La retorica dell’emergenza è talmente radicata a Napoli da costituire la sua stessa identità. E’ una vera piaga, molto più grave della camorra e della spazzatura perché strozza ogni tentativo di cambiamento. Il meccanismo viene alla luce ogni volta che succede qualcosa, qualunque cosa. Ieri è stato il giorno delle catastrofi che non vengono mai da sole e in meno di ventiquattr’ore sono venuti giù l’angolo di un palazzo e il più importante polo culturalscientifico della città. E così la retorica dell’emergenza è esplosa in tutto il suo splendore.
E’ esplosa nel posto che oggi più di tutti raccoglie gli umori delle persone: i social network. Si sa quanto valgono gli umori, quanto quelli di un bar sport: lì non si va per cambiare le cose, soltanto per prendersi un caffé. Ma non per questo il bar, la bacheca, il commento, resta un posto dove gli umori restano, e covano. Leggendo i feeds delle ultime ore da parte dei miei concittadini che commentano questi ultimi due eventi, emergono i tratti in comune del napoletano amareggiato che tende a ridurre tutto alla terribile retorica dell’emergenza. “Maledetti”, “La colpa è di noi che restiamo fermi”, “Che il Comune si prenda le sue responsabilità”. Il perito non è stato neanche telefonato ma i napoletani sanno già quali sono le cause. E’ l’ineliminabile piove governo ladro, l’immancabile generalizzazione verso ogni causa di quello che viene semplicemente chiamato “male”.

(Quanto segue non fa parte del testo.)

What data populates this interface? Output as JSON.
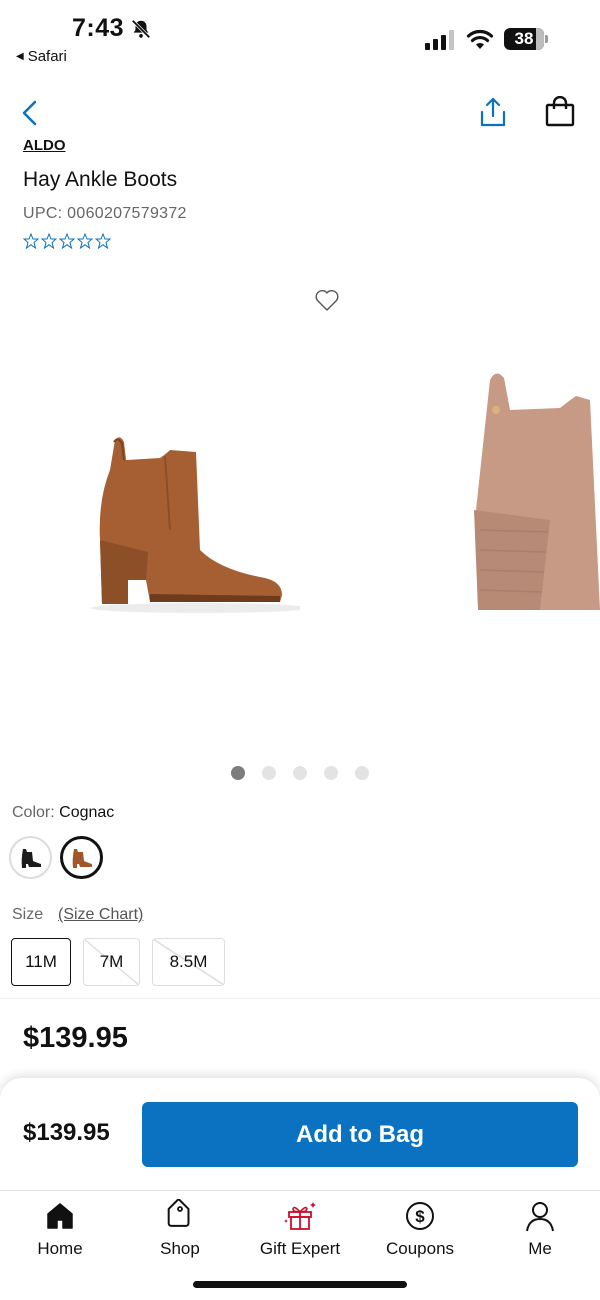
{
  "status_bar": {
    "time": "7:43",
    "back_app": "Safari",
    "battery": "38"
  },
  "product": {
    "brand": "ALDO",
    "title": "Hay Ankle Boots",
    "upc": "UPC: 0060207579372",
    "rating": 0,
    "max_rating": 5
  },
  "carousel": {
    "image_count": 5,
    "active_index": 0
  },
  "color": {
    "label": "Color:",
    "selected": "Cognac",
    "swatches": [
      {
        "name": "black",
        "color": "#1c1c1c",
        "selected": false
      },
      {
        "name": "cognac",
        "color": "#a0572c",
        "selected": true
      }
    ]
  },
  "size": {
    "label": "Size",
    "chart_link": "(Size Chart)",
    "options": [
      {
        "label": "11M",
        "available": true,
        "selected": true
      },
      {
        "label": "7M",
        "available": false,
        "selected": false
      },
      {
        "label": "8.5M",
        "available": false,
        "selected": false
      }
    ]
  },
  "price": "$139.95",
  "buy_bar": {
    "price": "$139.95",
    "button_label": "Add to Bag",
    "button_color": "#0a72c0"
  },
  "tabbar": {
    "items": [
      {
        "label": "Home",
        "icon": "home-icon"
      },
      {
        "label": "Shop",
        "icon": "tag-icon"
      },
      {
        "label": "Gift Expert",
        "icon": "gift-icon"
      },
      {
        "label": "Coupons",
        "icon": "dollar-coin-icon"
      },
      {
        "label": "Me",
        "icon": "person-icon"
      }
    ]
  },
  "colors": {
    "accent_blue": "#0a72c0",
    "gift_red": "#c8102e"
  }
}
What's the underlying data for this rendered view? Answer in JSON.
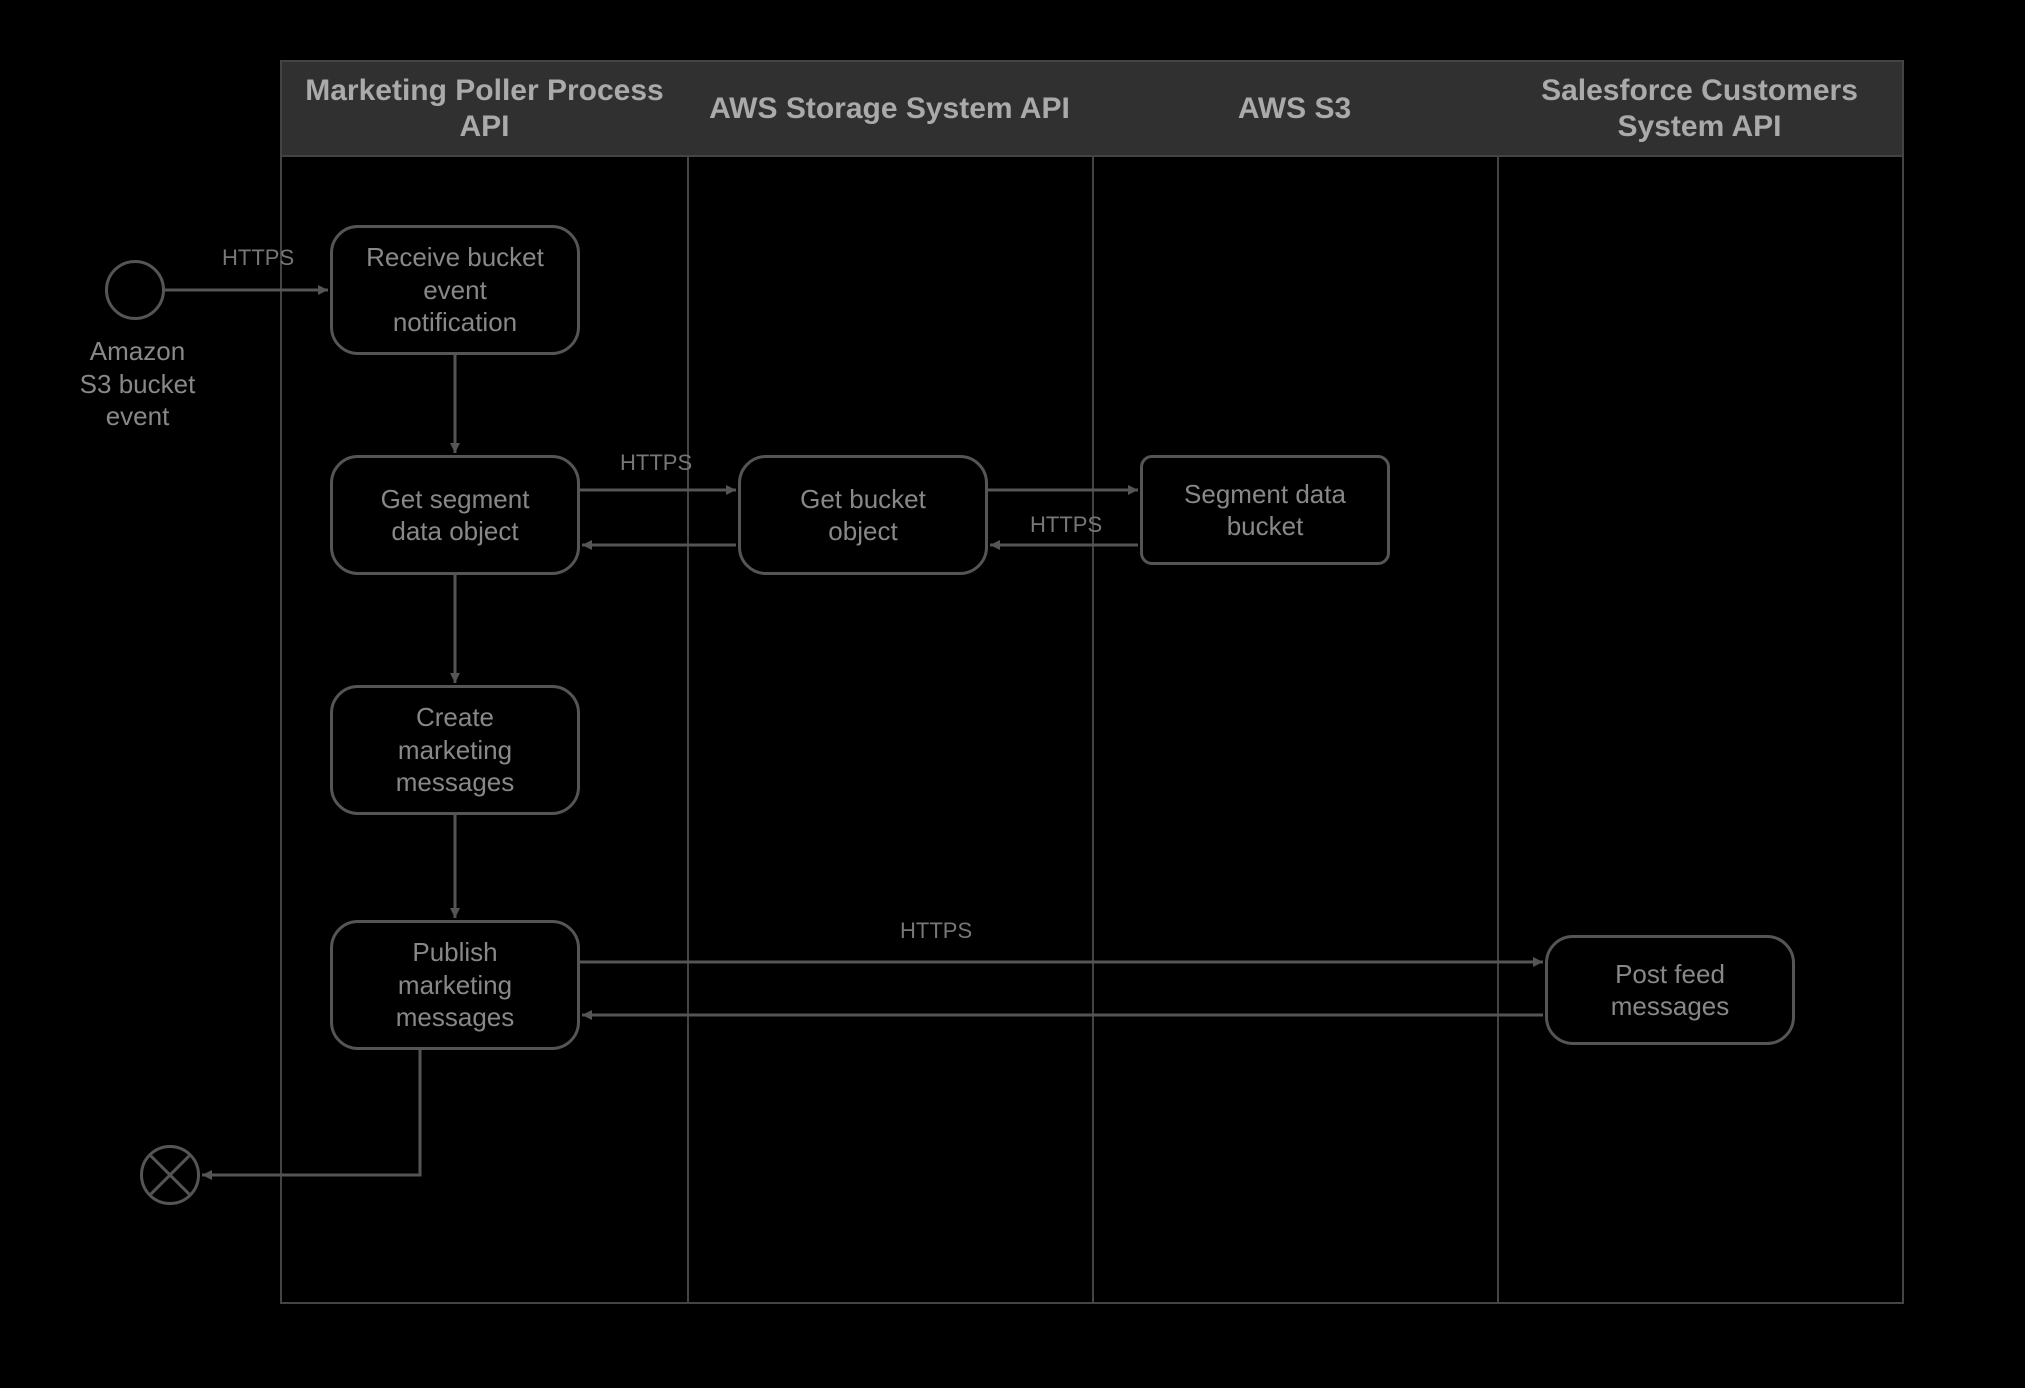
{
  "start": {
    "label": "Amazon\nS3 bucket\nevent"
  },
  "end": {
    "name": "end-event"
  },
  "lanes": [
    {
      "id": "lane-marketing-poller",
      "title": "Marketing Poller Process API"
    },
    {
      "id": "lane-aws-storage",
      "title": "AWS Storage System API"
    },
    {
      "id": "lane-aws-s3",
      "title": "AWS S3"
    },
    {
      "id": "lane-salesforce",
      "title": "Salesforce Customers System API"
    }
  ],
  "nodes": {
    "receive_bucket_event": {
      "label": "Receive bucket\nevent\nnotification",
      "shape": "round"
    },
    "get_segment_data_object": {
      "label": "Get segment\ndata object",
      "shape": "round"
    },
    "create_marketing_msgs": {
      "label": "Create\nmarketing\nmessages",
      "shape": "round"
    },
    "publish_marketing_msgs": {
      "label": "Publish\nmarketing\nmessages",
      "shape": "round"
    },
    "get_bucket_object": {
      "label": "Get bucket\nobject",
      "shape": "round"
    },
    "segment_data_bucket": {
      "label": "Segment data\nbucket",
      "shape": "rect"
    },
    "post_feed_messages": {
      "label": "Post feed\nmessages",
      "shape": "round"
    }
  },
  "edges": {
    "start_to_receive": {
      "label": "HTTPS"
    },
    "receive_to_getsegment": {
      "label": ""
    },
    "getsegment_to_getbucket_fwd": {
      "label": "HTTPS"
    },
    "getbucket_to_getsegment_back": {
      "label": ""
    },
    "getbucket_to_segmentbucket_fwd": {
      "label": ""
    },
    "segmentbucket_to_getbucket_back": {
      "label": "HTTPS"
    },
    "getsegment_to_create": {
      "label": ""
    },
    "create_to_publish": {
      "label": ""
    },
    "publish_to_postfeed_fwd": {
      "label": "HTTPS"
    },
    "postfeed_to_publish_back": {
      "label": ""
    },
    "publish_to_end": {
      "label": ""
    }
  }
}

Non può essere ogni volta un’emergenza, altrimenti è l’emergenza stessa che smette di avere senso. E’ un meccanismo micidiale, soprattutto perché, trattandosi di retorica, ci cadono tutti, anche chi vuol dire qualcosa in buona fede. Purtroppo questa città è già stata divorata dal lupo, da un bel pezzo, anzi, è la città dove i lupi possono venire, perché verranno sempre accolti come agnelli. Napoli è forse l’unica città d’Italia dove nel 2013 valgono ancora gli slogan del dopoguerra. Annunci epici come “Rialzati!”, “Liberiamola!”, “Rinasci”, “Scacciamo il Male”. Se vuoi essere eletto sindaco, vieni armato di queste parole e anche tu una possibilità potrai averla, giacché verrai prima guardato con diffidenza, poi la gente inizierà ad entusiasmarsi. Il risultato paradossale è di trovarsi circondati da tanti “al lupo!”, senza accorgersi che il lupo non è mai esistito.
Piove, sale un nuovo sindaco, c’è un convegno internazionale, un cane si gratta, vinciamo lo scudetto, il concerto di capodanno, un palazzo crolla, un edificio brucia. L’evento può avere una qualunque natura, qualunque origine, non importa, la reazione è sempre la stessa, viene sempre chiamata in causa la città tutta intera. Ogni volta viene scomodata questa entità che non esiste, la città, svuotando anche il contenuto del suo concetto. C’è Delusione, Rabbia, Aspettative, Speranze, Gloria, Onore, Rispetto. Ma sopratutto, più di tutte, Rinascita e Inferno, i due temi su cui è sempre stata orientata la campagna elettorale del Sindaco di Napoli.
Nel centro città un’ala di un palazzo è crollata, molto probabilmente a causa della cattiva manutenzione dell’edificio e della terribile lentezza nei lavori di stabilizzazione. Nello stesso giorno Città della Scienza è sparita tra le fiamme. E’ ancora presto per scoprire le cause, ma il sospetto è caduto comunque sulla signora Rinascente.